Letztes Jahr stieg Windkraft in Deutschland zum größten Stromerzeuger auf, ließ vor allem die Kohle hinter sich. Das sei ein Ergebnis harter Arbeit und zeige, dass die Branche die verbesserten Rahmenbedingungen nutzen kann, sagte kürzlich Bundeswirtschaftsminister Robert Habeck (Grüne).
Minister wie Branche verweisen bei der Windkraft an Land gern auf die in Ausschreibungen erteilten Zuschläge sowie die große Zahl erteilter Genehmigungen.
Tatsächlich hat die Bundesnetzagentur hier in den ersten sechs Monaten knapp 5.300 Megawatt ausgeschrieben. Für rund 4.200 Megawatt erhielten die Projektierer dann auch den Zuschlag – für den Zeitraum eines halben Jahres ein neuer Rekordwert.
Ein bisher nicht erreichter Spitzenwert für ein Halbjahr sind auch die 4.800 Megawatt an neu genehmigten Windanlagen. Rechnet man beide Werte auf ein Jahr um, kommt der mögliche Zuwachs in die Nähe der 10.000 Megawatt, die bei der Windkraft an Land nötig sind, damit Deutschland 2035 über ein klimaneutrales Stromsystem verfügt.
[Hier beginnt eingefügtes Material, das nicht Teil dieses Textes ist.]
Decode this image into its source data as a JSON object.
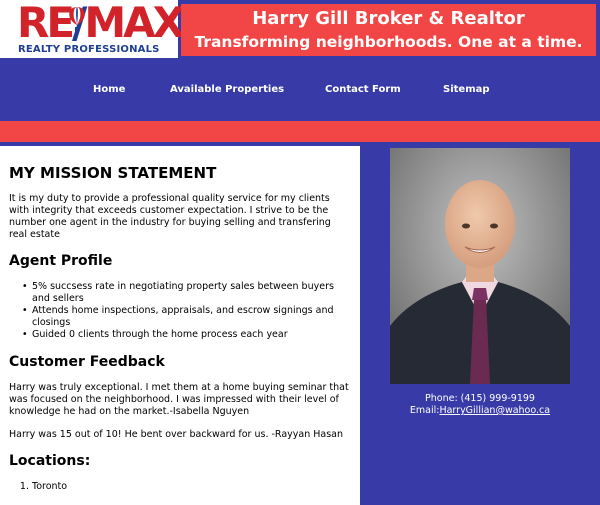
{
  "logo": {
    "brand_left": "RE",
    "brand_slash": "/",
    "brand_right": "MAX",
    "tagline": "REALTY PROFESSIONALS"
  },
  "banner": {
    "title": "Harry Gill Broker & Realtor",
    "subtitle": "Transforming neighborhoods. One at a time."
  },
  "nav": {
    "home": "Home",
    "properties": "Available Properties",
    "contact": "Contact Form",
    "sitemap": "Sitemap"
  },
  "main": {
    "mission_heading": "MY MISSION STATEMENT",
    "mission_text": "It is my duty to provide a professional quality service for my clients with integrity that exceeds customer expectation. I strive to be the number one agent in the industry for buying selling and transfering real estate",
    "profile_heading": "Agent Profile",
    "profile_items": [
      "5% succsess rate in negotiating property sales between buyers and sellers",
      "Attends home inspections, appraisals, and escrow signings and closings",
      "Guided 0 clients through the home process each year"
    ],
    "feedback_heading": "Customer Feedback",
    "feedback_1": "Harry was truly exceptional. I met them at a home buying seminar that was focused on the neighborhood. I was impressed with their level of knowledge he had on the market.-Isabella Nguyen",
    "feedback_2": "Harry was 15 out of 10! He bent over backward for us. -Rayyan Hasan",
    "locations_heading": "Locations:",
    "locations": [
      "Toronto"
    ]
  },
  "sidebar": {
    "phone": "Phone: (415) 999-9199",
    "email_label": "Email:",
    "email": "HarryGillian@wahoo.ca"
  },
  "colors": {
    "nav_blue": "#383ba7",
    "accent_red": "#f24545",
    "remax_red": "#d2232a",
    "remax_blue": "#1f3e92"
  }
}
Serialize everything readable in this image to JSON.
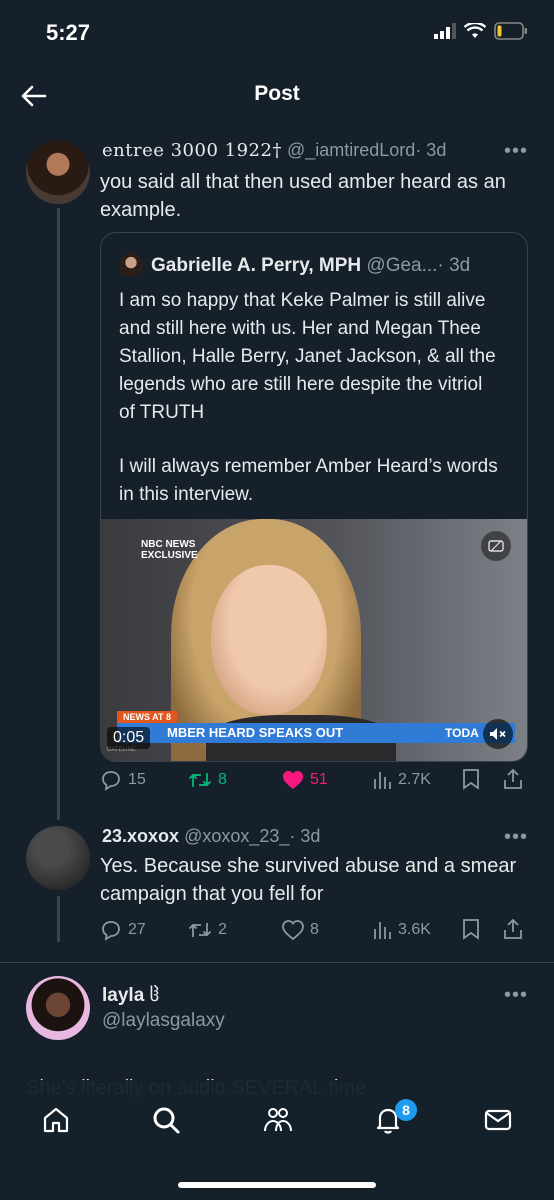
{
  "status": {
    "time": "5:27"
  },
  "header": {
    "title": "Post"
  },
  "reply1": {
    "display_name": "entree 3000 1922†",
    "handle": "@_iamtiredLord",
    "time": "· 3d",
    "text": "you said all that then used amber heard as an example.",
    "more": "•••"
  },
  "quote": {
    "display_name": "Gabrielle A. Perry, MPH",
    "handle": "@Gea...",
    "time": "· 3d",
    "paragraph1": "I am so happy that Keke Palmer is still alive and still here with us. Her and Megan Thee Stallion, Halle Berry, Janet Jackson, & all the legends who are still here despite the vitriol of TRUTH",
    "paragraph2": "I will always remember Amber Heard’s words in this interview.",
    "video": {
      "network_label_1": "NBC NEWS",
      "network_label_2": "EXCLUSIVE",
      "lower_third_tag": "NEWS AT 8",
      "lower_third_text": "MBER HEARD SPEAKS OUT",
      "brand": "TODA",
      "timestamp": "0:05",
      "dateline": "DATELINE"
    }
  },
  "reply1_actions": {
    "replies": "15",
    "reposts": "8",
    "likes": "51",
    "views": "2.7K"
  },
  "reply2": {
    "display_name": "23.xoxox",
    "handle": "@xoxox_23_",
    "time": "· 3d",
    "text": "Yes. Because she survived abuse and a smear campaign that you fell for",
    "more": "•••",
    "actions": {
      "replies": "27",
      "reposts": "2",
      "likes": "8",
      "views": "3.6K"
    }
  },
  "reply3": {
    "display_name": "layla",
    "handle": "@laylasgalaxy",
    "text_partial": "She’s literally on audio SEVERAL time",
    "more": "•••"
  },
  "nav": {
    "notifications_badge": "8"
  },
  "colors": {
    "background": "#15202b",
    "accent": "#1d9bf0",
    "like": "#f91880",
    "repost": "#00ba7c"
  }
}
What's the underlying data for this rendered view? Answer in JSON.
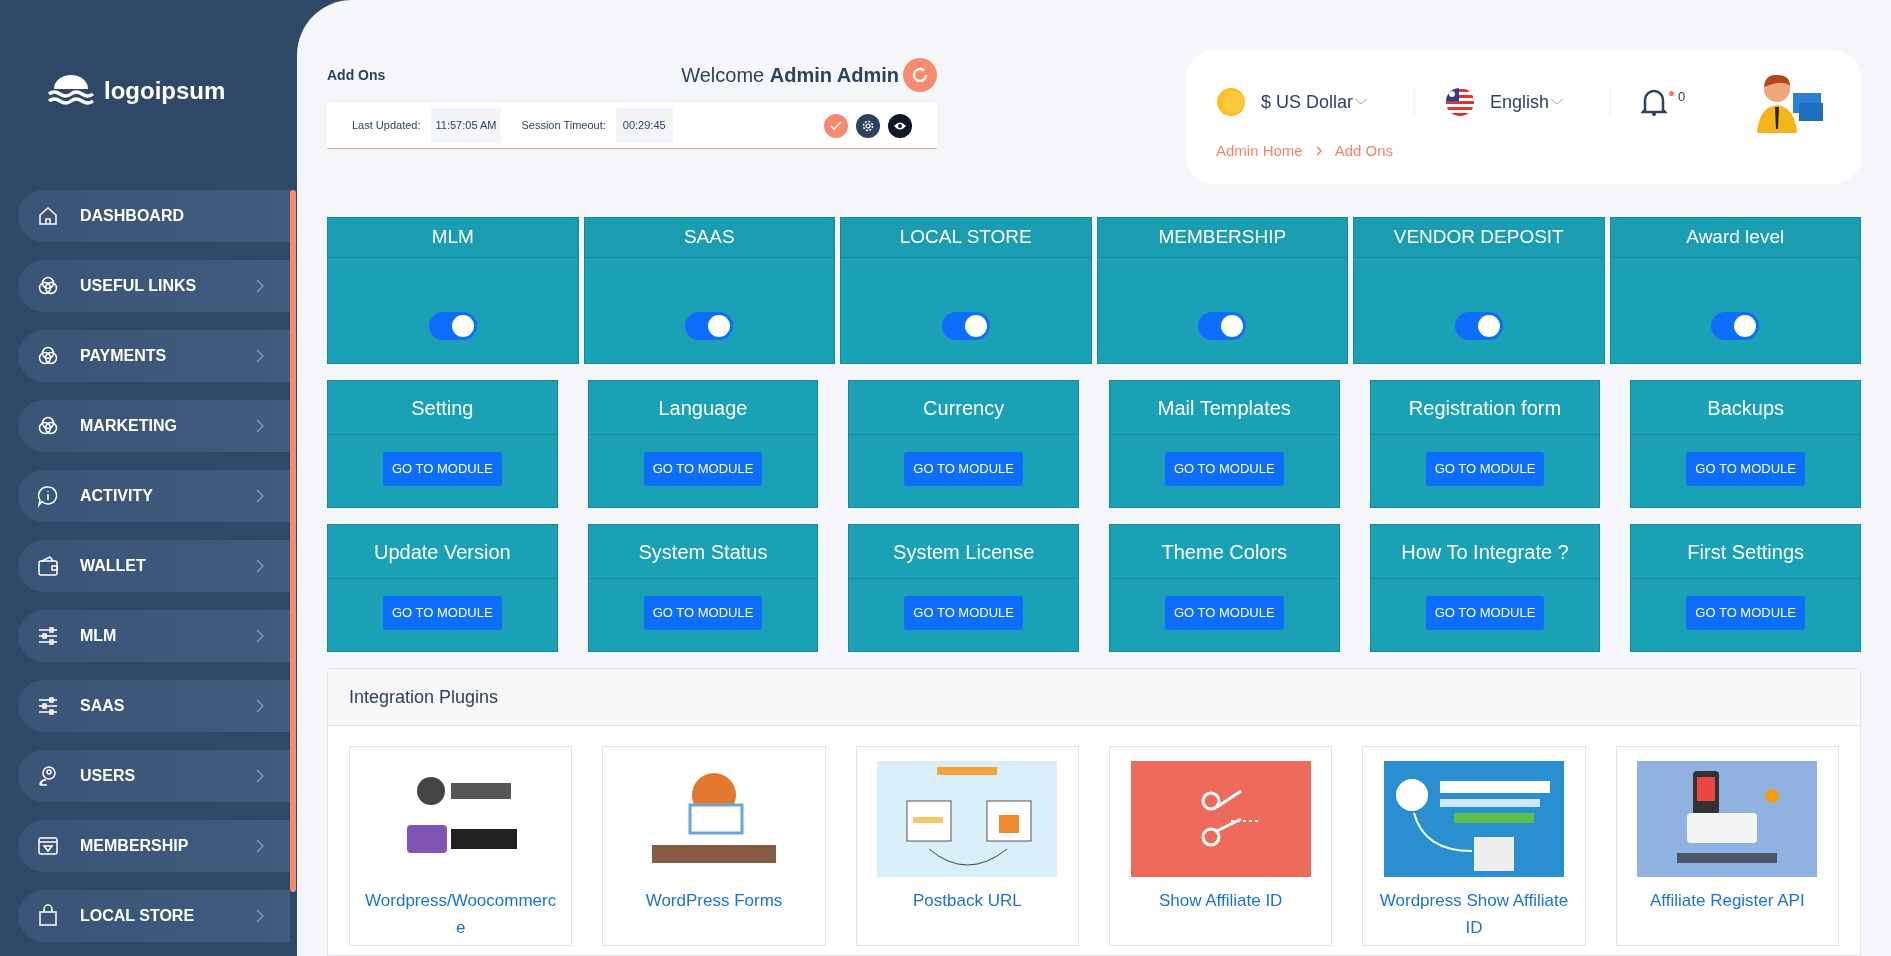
{
  "logo": {
    "text": "logoipsum"
  },
  "sidebar": {
    "items": [
      {
        "label": "DASHBOARD"
      },
      {
        "label": "USEFUL LINKS"
      },
      {
        "label": "PAYMENTS"
      },
      {
        "label": "MARKETING"
      },
      {
        "label": "ACTIVITY"
      },
      {
        "label": "WALLET"
      },
      {
        "label": "MLM"
      },
      {
        "label": "SAAS"
      },
      {
        "label": "USERS"
      },
      {
        "label": "MEMBERSHIP"
      },
      {
        "label": "LOCAL STORE"
      }
    ]
  },
  "page_title": "Add Ons",
  "welcome": "Welcome **Admin Admin**",
  "status_bar": {
    "last_updated_label": "Last Updated:",
    "last_updated": "11:57:05 AM",
    "session_label": "Session Timeout:",
    "session": "00:29:45"
  },
  "top_card": {
    "currency": "$ US Dollar",
    "language": "English",
    "notifications": "0",
    "breadcrumb": [
      "Admin Home",
      "Add Ons"
    ]
  },
  "addons": [
    {
      "title": "MLM",
      "on": true
    },
    {
      "title": "SAAS",
      "on": true
    },
    {
      "title": "LOCAL STORE",
      "on": true
    },
    {
      "title": "MEMBERSHIP",
      "on": true
    },
    {
      "title": "VENDOR DEPOSIT",
      "on": true
    },
    {
      "title": "Award level",
      "on": true
    }
  ],
  "modules": [
    {
      "title": "Setting",
      "button": "GO TO MODULE"
    },
    {
      "title": "Language",
      "button": "GO TO MODULE"
    },
    {
      "title": "Currency",
      "button": "GO TO MODULE"
    },
    {
      "title": "Mail Templates",
      "button": "GO TO MODULE"
    },
    {
      "title": "Registration form",
      "button": "GO TO MODULE"
    },
    {
      "title": "Backups",
      "button": "GO TO MODULE"
    },
    {
      "title": "Update Version",
      "button": "GO TO MODULE"
    },
    {
      "title": "System Status",
      "button": "GO TO MODULE"
    },
    {
      "title": "System License",
      "button": "GO TO MODULE"
    },
    {
      "title": "Theme Colors",
      "button": "GO TO MODULE"
    },
    {
      "title": "How To Integrate ?",
      "button": "GO TO MODULE"
    },
    {
      "title": "First Settings",
      "button": "GO TO MODULE"
    }
  ],
  "plugins": {
    "title": "Integration Plugins",
    "items": [
      {
        "kind": "picture",
        "label": "Wordpress/Woocommerce"
      },
      {
        "kind": "picture",
        "label": "WordPress Forms"
      },
      {
        "kind": "picture",
        "label": "Postback URL"
      },
      {
        "kind": "picture",
        "label": "Show Affiliate ID"
      },
      {
        "kind": "picture",
        "label": "Wordpress Show Affiliate ID"
      },
      {
        "kind": "picture",
        "label": "Affiliate Register API"
      }
    ]
  }
}
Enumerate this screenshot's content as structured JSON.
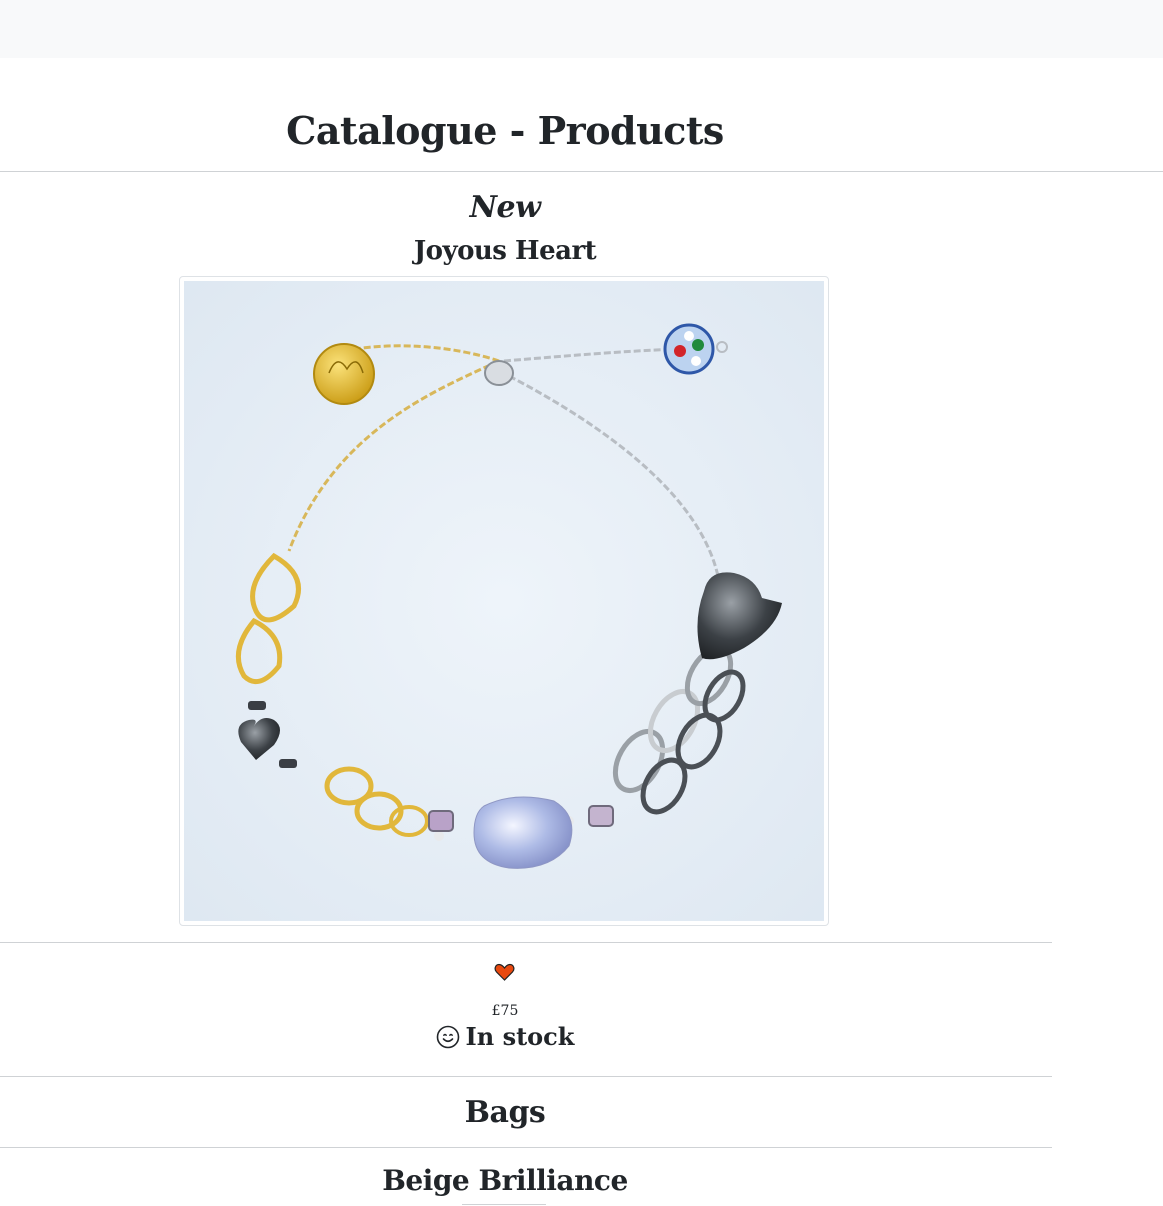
{
  "page": {
    "title": "Catalogue - Products"
  },
  "featured": {
    "badge": "New",
    "name": "Joyous Heart",
    "image_icon": "bracelet-photo",
    "favourite_icon": "heart-icon",
    "favourite_color": "#e8490f",
    "price": "£75",
    "stock_icon": "smile-icon",
    "stock_status": "In stock"
  },
  "categories": [
    {
      "name": "Bags",
      "products": [
        {
          "name": "Beige Brilliance"
        }
      ]
    }
  ]
}
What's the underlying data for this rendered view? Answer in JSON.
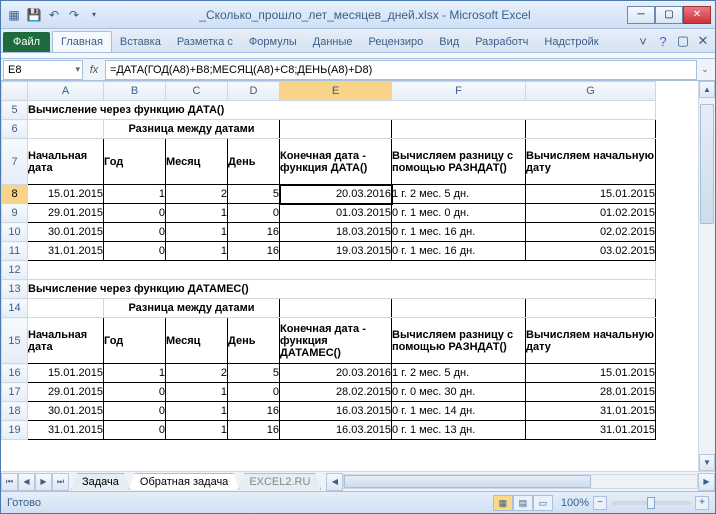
{
  "title": "_Сколько_прошло_лет_месяцев_дней.xlsx - Microsoft Excel",
  "ribbon": {
    "file": "Файл",
    "tabs": [
      "Главная",
      "Вставка",
      "Разметка с",
      "Формулы",
      "Данные",
      "Рецензиро",
      "Вид",
      "Разработч",
      "Надстройк"
    ]
  },
  "namebox": "E8",
  "formula": "=ДАТА(ГОД(A8)+B8;МЕСЯЦ(A8)+C8;ДЕНЬ(A8)+D8)",
  "cols": [
    "A",
    "B",
    "C",
    "D",
    "E",
    "F",
    "G"
  ],
  "rows_visible": [
    5,
    6,
    7,
    8,
    9,
    10,
    11,
    12,
    13,
    14,
    15,
    16,
    17,
    18,
    19
  ],
  "section1_title": "Вычисление через функцию ДАТА()",
  "diff_header": "Разница между датами",
  "hdr": {
    "start": "Начальная дата",
    "year": "Год",
    "month": "Месяц",
    "day": "День",
    "end1": "Конечная дата - функция ДАТА()",
    "diff": "Вычисляем разницу с помощью РАЗНДАТ()",
    "calc": "Вычисляем начальную дату",
    "end2": "Конечная дата - функция ДАТАМЕС()"
  },
  "t1": [
    {
      "a": "15.01.2015",
      "b": "1",
      "c": "2",
      "d": "5",
      "e": "20.03.2016",
      "f": "1 г. 2 мес. 5 дн.",
      "g": "15.01.2015"
    },
    {
      "a": "29.01.2015",
      "b": "0",
      "c": "1",
      "d": "0",
      "e": "01.03.2015",
      "f": "0 г. 1 мес. 0 дн.",
      "g": "01.02.2015"
    },
    {
      "a": "30.01.2015",
      "b": "0",
      "c": "1",
      "d": "16",
      "e": "18.03.2015",
      "f": "0 г. 1 мес. 16 дн.",
      "g": "02.02.2015"
    },
    {
      "a": "31.01.2015",
      "b": "0",
      "c": "1",
      "d": "16",
      "e": "19.03.2015",
      "f": "0 г. 1 мес. 16 дн.",
      "g": "03.02.2015"
    }
  ],
  "section2_title": "Вычисление через функцию ДАТАМЕС()",
  "t2": [
    {
      "a": "15.01.2015",
      "b": "1",
      "c": "2",
      "d": "5",
      "e": "20.03.2016",
      "f": "1 г. 2 мес. 5 дн.",
      "g": "15.01.2015"
    },
    {
      "a": "29.01.2015",
      "b": "0",
      "c": "1",
      "d": "0",
      "e": "28.02.2015",
      "f": "0 г. 0 мес. 30 дн.",
      "g": "28.01.2015"
    },
    {
      "a": "30.01.2015",
      "b": "0",
      "c": "1",
      "d": "16",
      "e": "16.03.2015",
      "f": "0 г. 1 мес. 14 дн.",
      "g": "31.01.2015"
    },
    {
      "a": "31.01.2015",
      "b": "0",
      "c": "1",
      "d": "16",
      "e": "16.03.2015",
      "f": "0 г. 1 мес. 13 дн.",
      "g": "31.01.2015"
    }
  ],
  "sheets": {
    "s1": "Задача",
    "s2": "Обратная задача",
    "s3": "EXCEL2.RU"
  },
  "status": "Готово",
  "zoom": "100%"
}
Beim realen Ausbau schwächelte die Windenergie im ersten Halbjahr allerdings erheblich. Insgesamt legte die bundesweit an Land installierte Leistung nur um 1.300 Megawatt zu, wie der Branchenverband BWE am Donnerstag bilanzierte.
Der wichtigste Grund für das geringe Plus: Im ersten Halbjahr wurden Windanlagen mit einer installierten Leistung von zusammen 379 Megawatt stillgelegt. Rein von der Anzahl her übertreffen die stillgelegten sogar die neuen Anlagen – nur sind letztere in der Regel viermal so leistungsfähig wie die alten, im Schnitt 22 Jahre lang betriebenen Windtürme. So kommt es insgesamt zum Leistungszuwachs.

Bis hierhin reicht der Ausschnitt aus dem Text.